Албычев так и впился глазами в Илью: заметил худобу, лихорадочный румянец на скулах… И вдруг осенила его мысль, что он может отказать Илье под благовидным предлогом. Албычев даже руки потер от удовольствия.

Шутливо подталкивая, он заставил Илью войти в переднюю, раздеться и, подхватив под руку, провел к себе в кабинет.

Ирина вошла следом и села в кресло у топящейся печки. Начинался ранний зимний вечер, и в комнате с коричневыми обоями и портьерами стало совсем темно. Албычев включил свет. Задернул тяжелые гардины. Водрузился за огромным темным письменным столом. Все молчали.

— Дочь мне сказала, что вы решили… сочетаться браком! — начал Албычев. — И я, признаюсь, был озадачен…

Илья молчал.

Он мог бы успокоить Албычева, сказать ему то, что недавно сказал Ирине… но он боялся оскорбить, задеть нежную восприимчивость девушки.

Не дождавшись ответа, Албычев продолжал:

— Должен вам сказать прямо: я, врач, не могу рисковать здоровьем и жизнью единственной дочери!

Илья удивленно поднял глаза.

— Что вы удивляетесь, милейший? Не можете же вы не знать, что вы тяжко больны…

— Чем же я, по-вашему, болен?

— У вас чахотка.

Ирина вскрикнула. Илья усмехнулся:

— Нет у меня чахотки.

— Есть.

— Вы, Матвей Кузьмич, не прослушивали меня, а диагноз ставите. Я здоров.

С суровой прямотой поглядев на Албычева, Илья сказал:

— Все это одни увертки, и давайте говорить начистоту!

— У меня глаз наметанный, — упрямо сказал Албычев, — уж вижу я!.. Я здесь лучшим специалистом считаюсь… Но, чтобы не быть голословным, давайте я вас прослушаю. Выйди, Ируська!

— Что за комедия, — с неудовольствием начал Илья, делая шаг к двери, но умоляющий, отчаянный взгляд девушки остановил его.

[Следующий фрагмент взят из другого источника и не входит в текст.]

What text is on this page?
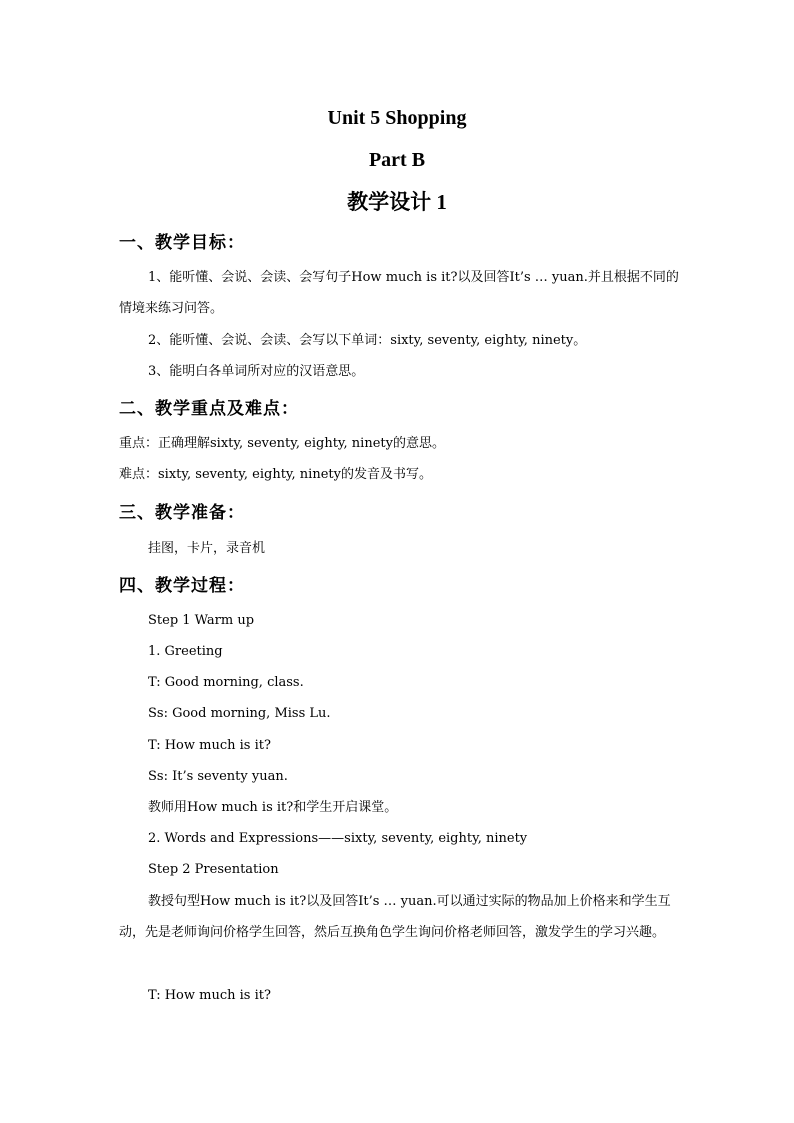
Unit 5 Shopping
Part B
教学设计 1
一、教学目标：
1、能听懂、会说、会读、会写句子How much is it?以及回答It’s … yuan.并且根据不同的情境来练习问答。
2、能听懂、会说、会读、会写以下单词：sixty, seventy, eighty, ninety。
3、能明白各单词所对应的汉语意思。
二、教学重点及难点：
重点：正确理解sixty, seventy, eighty, ninety的意思。
难点：sixty, seventy, eighty, ninety的发音及书写。
三、教学准备：
挂图，卡片，录音机
四、教学过程：
Step 1 Warm up
1. Greeting
T: Good morning, class.
Ss: Good morning, Miss Lu.
T: How much is it?
Ss: It’s seventy yuan.
教师用How much is it?和学生开启课堂。
2. Words and Expressions——sixty, seventy, eighty, ninety
Step 2 Presentation
教授句型How much is it?以及回答It’s … yuan.可以通过实际的物品加上价格来和学生互动，先是老师询问价格学生回答，然后互换角色学生询问价格老师回答，激发学生的学习兴趣。
T: How much is it?
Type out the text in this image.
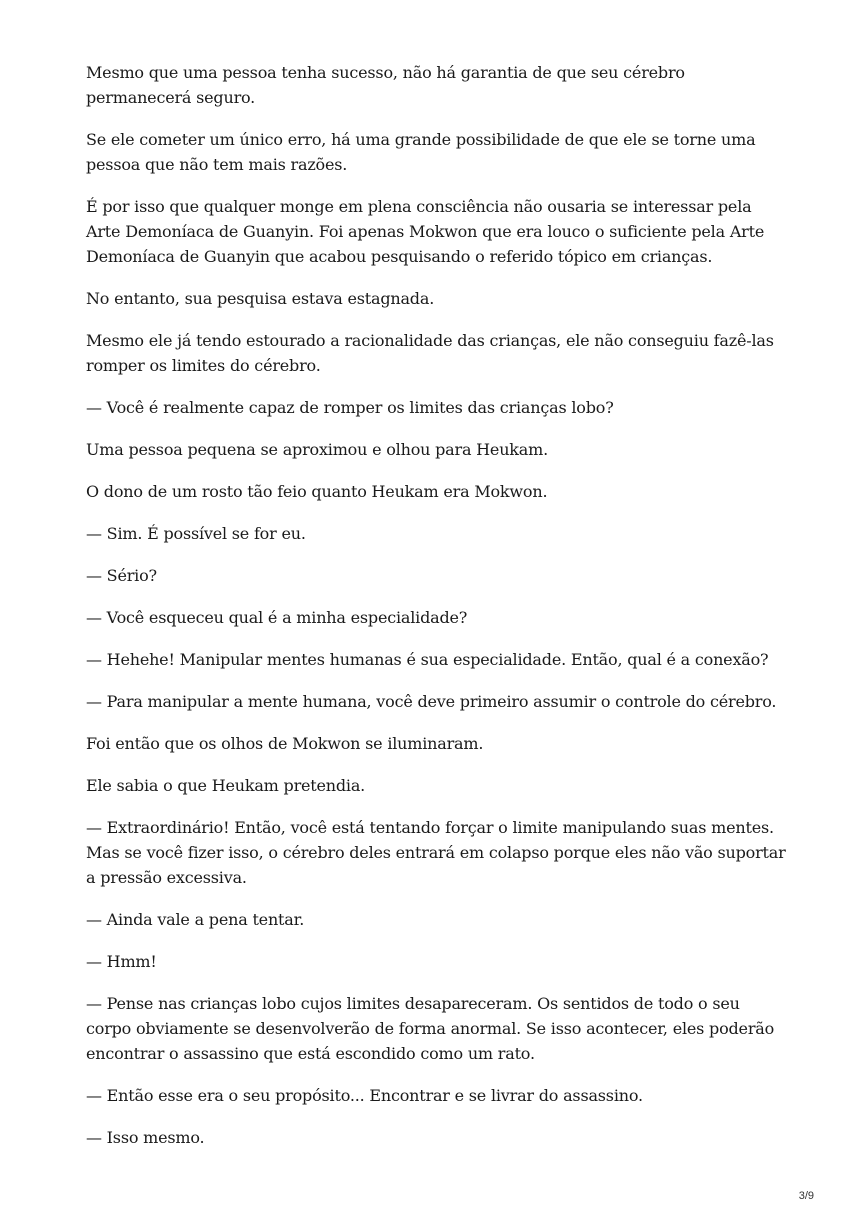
Mesmo que uma pessoa tenha sucesso, não há garantia de que seu cérebro permanecerá seguro.

Se ele cometer um único erro, há uma grande possibilidade de que ele se torne uma pessoa que não tem mais razões.

É por isso que qualquer monge em plena consciência não ousaria se interessar pela Arte Demoníaca de Guanyin. Foi apenas Mokwon que era louco o suficiente pela Arte Demoníaca de Guanyin que acabou pesquisando o referido tópico em crianças.

No entanto, sua pesquisa estava estagnada.

Mesmo ele já tendo estourado a racionalidade das crianças, ele não conseguiu fazê-las romper os limites do cérebro.

— Você é realmente capaz de romper os limites das crianças lobo?

Uma pessoa pequena se aproximou e olhou para Heukam.

O dono de um rosto tão feio quanto Heukam era Mokwon.

— Sim. É possível se for eu.

— Sério?

— Você esqueceu qual é a minha especialidade?

— Hehehe! Manipular mentes humanas é sua especialidade. Então, qual é a conexão?

— Para manipular a mente humana, você deve primeiro assumir o controle do cérebro.

Foi então que os olhos de Mokwon se iluminaram.

Ele sabia o que Heukam pretendia.

— Extraordinário! Então, você está tentando forçar o limite manipulando suas mentes. Mas se você fizer isso, o cérebro deles entrará em colapso porque eles não vão suportar a pressão excessiva.

— Ainda vale a pena tentar.

— Hmm!

— Pense nas crianças lobo cujos limites desapareceram. Os sentidos de todo o seu corpo obviamente se desenvolverão de forma anormal. Se isso acontecer, eles poderão encontrar o assassino que está escondido como um rato.

— Então esse era o seu propósito... Encontrar e se livrar do assassino.

— Isso mesmo.

3/9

Ирина не пошла к себе, осталась в передней. Присела на подзеркальный столик, в отчаянии ломая пальцы. Слово «чахотка» звучало как смертный приговор. «Если окажется действительно чахотка — сейчас же уйду к нему! Пусть хоть отталкивает, хоть что, буду с ним! Буду с ним!»

— Дышите глубже, — услышала она голос отца, — еще глубже!.. Кашляните!.. Так, так!.. Потеете?.. При быстрой ходьбе задыхаетесь? А нуте-ка, здесь послушаем… Глубже дышите.

Ответов Ильи она не могла разобрать, он говорил тихо.

Через несколько минут отец разрешил ей войти.

— Так, молодые люди, — начал он, торжественно усевшись за стол, — вот вам мое решение и как отца, и как врача: брак надо отложить на неопределенное время…

— Он правда болен, папа?

Албычев посмотрел на трагическое лицо дочери, и жалость шевельнулась в нем.

— Как тебе сказать? — он задумчиво посмотрел на Илью. — Чахотки еще нет, но легкие слабые… предрасположение налицо… Вы что, не верите мне? — вдруг вскипел он. — Достаточно хар-р-ошей простуды — и все! Вам необходимо хорошо питаться, не утомляться, избегать простуды, беречь нервы… а летом обязательно на кумыс!.. Вот такие ваши дела. Не верите — идите к другому врачу… но я — лучший здесь специалист! Лучше меня диагност по этим болезням только профессор Владимирский… но до него рукой не дотянешься, он в Петербурге!